Quoting Ultrapig (Reply 5):
An let's say on a 737-700 for example how much is the fuel flow with the engines just idling compared to crusing?

I dont know the 737-7 taxi fuel flow off hand, but a B767-300 is around 44 lbs/min.



Nobody screws you better than an airline job!
User currently offlinePilotpip From United States of America, joined Sep 2003, 3152 posts, RR: 11
Reply 9, posted (6 years 4 months 4 weeks 1 day 13 hours ago) and read 2984 times:



Quoting Ultrapig (Reply 5):
Followup question-Understood that gate usuage is very important. But at what point would it make sense for airlines and airports consider equiping "bullpen" areas with hook up so planes could be towed there and parked whiled hooked up waiitng for deaprture with no engine running.

An let's say on a 737-700 for example how much is the fuel flow with the engines just idling compared to crusing?

Can a plane in a very long line sut of one engine during the wait ala the taxiing to gate procedure?

The problem with the power idea is now you have to staff this remote area as well as equipping it. I don't see that as a viable option.
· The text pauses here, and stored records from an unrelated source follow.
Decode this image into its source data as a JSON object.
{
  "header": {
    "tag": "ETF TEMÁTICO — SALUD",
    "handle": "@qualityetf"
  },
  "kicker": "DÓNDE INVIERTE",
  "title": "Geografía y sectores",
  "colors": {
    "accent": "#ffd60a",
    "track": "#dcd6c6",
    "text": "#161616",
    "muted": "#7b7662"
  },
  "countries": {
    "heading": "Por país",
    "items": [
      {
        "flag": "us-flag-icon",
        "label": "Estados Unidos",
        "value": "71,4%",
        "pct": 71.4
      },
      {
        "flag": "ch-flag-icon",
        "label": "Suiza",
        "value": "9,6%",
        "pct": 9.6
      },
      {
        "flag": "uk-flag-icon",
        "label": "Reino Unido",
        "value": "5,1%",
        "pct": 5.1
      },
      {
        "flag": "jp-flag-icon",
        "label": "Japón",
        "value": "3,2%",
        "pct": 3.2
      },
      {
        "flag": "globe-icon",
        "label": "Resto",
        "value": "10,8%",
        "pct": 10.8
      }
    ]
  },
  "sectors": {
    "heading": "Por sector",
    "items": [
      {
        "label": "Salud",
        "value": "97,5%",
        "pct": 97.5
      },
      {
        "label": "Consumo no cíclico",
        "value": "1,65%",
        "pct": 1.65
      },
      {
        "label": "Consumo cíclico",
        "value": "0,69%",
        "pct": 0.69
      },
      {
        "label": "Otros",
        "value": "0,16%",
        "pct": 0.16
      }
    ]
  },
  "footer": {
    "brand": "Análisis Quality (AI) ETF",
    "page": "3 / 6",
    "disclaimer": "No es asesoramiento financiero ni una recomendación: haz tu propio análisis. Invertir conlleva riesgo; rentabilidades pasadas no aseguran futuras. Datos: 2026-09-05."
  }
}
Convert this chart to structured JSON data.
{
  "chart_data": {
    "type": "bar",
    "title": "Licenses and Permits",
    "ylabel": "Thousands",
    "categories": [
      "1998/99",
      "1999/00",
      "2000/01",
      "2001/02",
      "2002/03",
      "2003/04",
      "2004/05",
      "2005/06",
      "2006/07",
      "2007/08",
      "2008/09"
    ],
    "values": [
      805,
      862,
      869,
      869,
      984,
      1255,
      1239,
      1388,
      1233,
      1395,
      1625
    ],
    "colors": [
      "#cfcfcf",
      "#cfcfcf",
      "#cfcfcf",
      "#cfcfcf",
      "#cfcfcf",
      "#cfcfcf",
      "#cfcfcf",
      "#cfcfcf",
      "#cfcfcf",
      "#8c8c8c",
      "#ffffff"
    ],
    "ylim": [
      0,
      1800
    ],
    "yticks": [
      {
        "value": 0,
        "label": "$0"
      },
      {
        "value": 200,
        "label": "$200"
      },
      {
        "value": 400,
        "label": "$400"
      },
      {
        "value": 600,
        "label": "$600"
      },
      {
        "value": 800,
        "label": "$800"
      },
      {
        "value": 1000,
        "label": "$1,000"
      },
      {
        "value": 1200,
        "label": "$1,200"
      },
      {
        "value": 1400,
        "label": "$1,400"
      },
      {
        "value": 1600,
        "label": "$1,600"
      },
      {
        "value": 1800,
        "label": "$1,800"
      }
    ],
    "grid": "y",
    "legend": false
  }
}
The penalty box at ORD gets used a lot. Single engine taxi is not only encouraged, but it's SOP for us. Of course, there's the stipulation of abnormal situations which still gives the captain authority to fire up both. We have to let the engines run for at least two minutes after landing for cooldown. My normal flow for things is to shut down #2 when the captain prompts me (or I ask) and fire up the APU as we get about 5 gates away from ours. If we end up going to the box, my job is to start coordinating. I get on with ops, find out how long it's going to be. If it's going to be quite a while the captain may elect to fire up the APU and shut down the engines (I'll get to that in a minute) becuase the APU burns much less fuel. Once in the box, we usually wait for ramp or ops to call and tell us the gate is open. If it's been a while, I make a note of what gate we're going to and try to listen for it. If we have the engines shut down we'll fire one up and when the other aircraft calls for push. By the time they call for taxi we're ready to go and all is well.

Some rough fuel figures for the ERJ-170
Engines Idle- 550pph (per engine)
Cruise 1800-2000pph (per engine)
Breakaway thrust 800-1000pph (single engine)
APU 175 pph

As you can see, it's to our advantage to go single engine or even APU when we're sitting for a while. Better yet, I'd much rather use the GPU and ground air but at some stations (IAD) you're going to have a hard time talking the ramp into hooking up the A/C. This time of year if they don't hook it up, we're leaving the APU running because at some point passenger comfort becomes a bigger issue than fuel savings.